At this writing the trial of Derek Chauvin, the police officer seen killing George Floyd, is underway. No doubt this is intensifying deep wounds in the Black community. Theirs is another story that should cause us great shame before we think of America as “exceptional,” and much the same could be written about that story, which we also need to hear. We need both to see and to feel the pain surrounding this trial. It has to become our pain. Overcoming separation begins with the sharing of pain. That is the literal meaning of the word “compassion.” It means being with the pain of others. It is so easy to compartmentalize, to see ourselves separate, to turn away as that security guard turned his back on the Asian woman. No exhortation or sermon will fix this. We have to be willing to feel.

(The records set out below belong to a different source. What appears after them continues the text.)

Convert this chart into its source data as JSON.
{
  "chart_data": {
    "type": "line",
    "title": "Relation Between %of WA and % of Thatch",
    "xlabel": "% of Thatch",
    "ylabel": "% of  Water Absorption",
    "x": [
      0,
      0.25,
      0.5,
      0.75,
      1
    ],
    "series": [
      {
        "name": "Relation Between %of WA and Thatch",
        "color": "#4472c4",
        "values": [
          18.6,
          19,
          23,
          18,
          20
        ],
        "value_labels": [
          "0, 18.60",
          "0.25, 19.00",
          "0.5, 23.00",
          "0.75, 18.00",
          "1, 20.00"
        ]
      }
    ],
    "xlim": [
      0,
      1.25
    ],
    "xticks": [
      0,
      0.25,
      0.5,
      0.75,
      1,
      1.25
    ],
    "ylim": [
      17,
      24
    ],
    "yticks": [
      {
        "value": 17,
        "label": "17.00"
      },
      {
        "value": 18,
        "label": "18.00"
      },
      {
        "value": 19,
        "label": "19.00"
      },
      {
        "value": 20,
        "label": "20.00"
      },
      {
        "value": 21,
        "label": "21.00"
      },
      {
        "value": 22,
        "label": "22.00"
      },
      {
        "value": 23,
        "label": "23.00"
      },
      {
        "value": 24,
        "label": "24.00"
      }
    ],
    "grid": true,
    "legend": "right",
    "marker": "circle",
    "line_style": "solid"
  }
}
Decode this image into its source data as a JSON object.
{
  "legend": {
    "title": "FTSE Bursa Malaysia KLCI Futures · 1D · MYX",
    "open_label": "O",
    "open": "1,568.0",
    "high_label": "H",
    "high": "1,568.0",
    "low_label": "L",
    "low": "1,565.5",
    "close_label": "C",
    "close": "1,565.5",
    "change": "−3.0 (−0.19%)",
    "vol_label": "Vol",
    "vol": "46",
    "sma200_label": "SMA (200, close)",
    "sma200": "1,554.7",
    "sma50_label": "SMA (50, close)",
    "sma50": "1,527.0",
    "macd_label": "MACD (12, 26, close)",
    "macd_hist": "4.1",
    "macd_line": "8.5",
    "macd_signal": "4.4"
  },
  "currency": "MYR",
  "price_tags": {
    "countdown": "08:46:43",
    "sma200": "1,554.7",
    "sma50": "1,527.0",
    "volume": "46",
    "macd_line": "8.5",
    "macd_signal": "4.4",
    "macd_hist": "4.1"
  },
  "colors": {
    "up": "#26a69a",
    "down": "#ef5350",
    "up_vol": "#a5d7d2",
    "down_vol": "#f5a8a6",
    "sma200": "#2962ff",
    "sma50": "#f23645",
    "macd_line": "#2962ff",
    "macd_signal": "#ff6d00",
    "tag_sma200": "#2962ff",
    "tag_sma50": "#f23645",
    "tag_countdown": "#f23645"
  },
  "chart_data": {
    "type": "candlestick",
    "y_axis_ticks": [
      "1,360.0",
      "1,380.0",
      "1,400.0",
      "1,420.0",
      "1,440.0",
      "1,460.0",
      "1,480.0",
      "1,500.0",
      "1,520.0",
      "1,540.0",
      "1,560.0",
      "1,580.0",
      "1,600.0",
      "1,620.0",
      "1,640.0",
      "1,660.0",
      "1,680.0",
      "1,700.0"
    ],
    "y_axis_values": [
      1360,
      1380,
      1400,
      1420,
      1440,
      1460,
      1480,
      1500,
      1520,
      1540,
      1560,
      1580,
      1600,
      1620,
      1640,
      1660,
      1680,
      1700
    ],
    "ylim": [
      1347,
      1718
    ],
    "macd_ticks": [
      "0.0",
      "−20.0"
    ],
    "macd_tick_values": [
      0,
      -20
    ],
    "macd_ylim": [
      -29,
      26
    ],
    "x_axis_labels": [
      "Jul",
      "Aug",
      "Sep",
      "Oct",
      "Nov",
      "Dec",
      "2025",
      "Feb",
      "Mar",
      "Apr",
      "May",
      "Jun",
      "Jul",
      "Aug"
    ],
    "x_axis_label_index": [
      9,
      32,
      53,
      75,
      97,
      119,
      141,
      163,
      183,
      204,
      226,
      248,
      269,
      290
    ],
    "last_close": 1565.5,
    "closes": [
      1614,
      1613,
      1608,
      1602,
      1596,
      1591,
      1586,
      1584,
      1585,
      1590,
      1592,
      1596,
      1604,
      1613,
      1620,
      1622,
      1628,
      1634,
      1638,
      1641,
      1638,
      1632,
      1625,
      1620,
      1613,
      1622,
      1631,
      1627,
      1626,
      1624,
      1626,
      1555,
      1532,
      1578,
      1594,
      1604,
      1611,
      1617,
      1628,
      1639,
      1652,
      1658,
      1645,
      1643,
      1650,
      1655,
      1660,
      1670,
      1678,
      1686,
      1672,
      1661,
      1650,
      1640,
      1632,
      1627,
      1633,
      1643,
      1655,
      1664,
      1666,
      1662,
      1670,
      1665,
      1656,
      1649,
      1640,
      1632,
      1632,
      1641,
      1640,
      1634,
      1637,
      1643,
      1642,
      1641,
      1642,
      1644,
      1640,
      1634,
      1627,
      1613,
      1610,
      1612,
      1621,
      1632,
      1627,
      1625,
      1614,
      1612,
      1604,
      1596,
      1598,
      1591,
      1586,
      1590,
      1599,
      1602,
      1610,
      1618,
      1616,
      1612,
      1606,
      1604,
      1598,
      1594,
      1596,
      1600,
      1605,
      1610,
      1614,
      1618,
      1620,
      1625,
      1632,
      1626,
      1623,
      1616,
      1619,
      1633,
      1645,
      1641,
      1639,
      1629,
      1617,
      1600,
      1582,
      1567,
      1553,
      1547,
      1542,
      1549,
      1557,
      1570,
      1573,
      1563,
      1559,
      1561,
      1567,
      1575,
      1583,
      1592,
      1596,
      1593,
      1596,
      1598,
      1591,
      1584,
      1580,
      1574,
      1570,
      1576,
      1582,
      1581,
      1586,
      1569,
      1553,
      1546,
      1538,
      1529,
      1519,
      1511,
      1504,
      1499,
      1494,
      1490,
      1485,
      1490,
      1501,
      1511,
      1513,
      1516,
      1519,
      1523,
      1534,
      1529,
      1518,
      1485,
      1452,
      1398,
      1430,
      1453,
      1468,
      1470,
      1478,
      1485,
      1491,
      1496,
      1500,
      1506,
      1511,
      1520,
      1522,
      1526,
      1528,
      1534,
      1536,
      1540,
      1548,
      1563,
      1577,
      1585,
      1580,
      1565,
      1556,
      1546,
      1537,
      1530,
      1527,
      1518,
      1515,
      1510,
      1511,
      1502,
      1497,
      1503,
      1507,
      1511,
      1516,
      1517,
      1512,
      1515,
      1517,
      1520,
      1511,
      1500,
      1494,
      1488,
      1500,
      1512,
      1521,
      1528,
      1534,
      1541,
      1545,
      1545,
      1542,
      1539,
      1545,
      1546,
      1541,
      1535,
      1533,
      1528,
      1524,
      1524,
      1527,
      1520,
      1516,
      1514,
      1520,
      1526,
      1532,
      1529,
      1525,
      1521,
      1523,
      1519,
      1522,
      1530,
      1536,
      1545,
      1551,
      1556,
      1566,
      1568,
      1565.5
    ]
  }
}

Any illusions that America overcame its race problem when it elected a Black president have now been dispelled. If anything, many are now more aware than ever of how deep-seated the problem is - something the victims of racism have always known and have been trying to tell us. We are living in a dangerous time. Even now, massive efforts are underway to subvert our democracy and suppress minority votes. What the previous administration stood for is threatening to make a comeback. It camouflages itself in claims of “patriotism,” “religious freedom,” “American exceptionalism,” and “individual rights.” When you hear these claims, be alarmed. They are all efforts to make attractive the forces of division and the drive for power for power’s sake. Orwell knew that the best way for these forces to succeed is to look like the opposite of what they really are. Hence the expert use of language to confuse us, and unfortunately, too often, it works.

There, with the grace of God, go I also.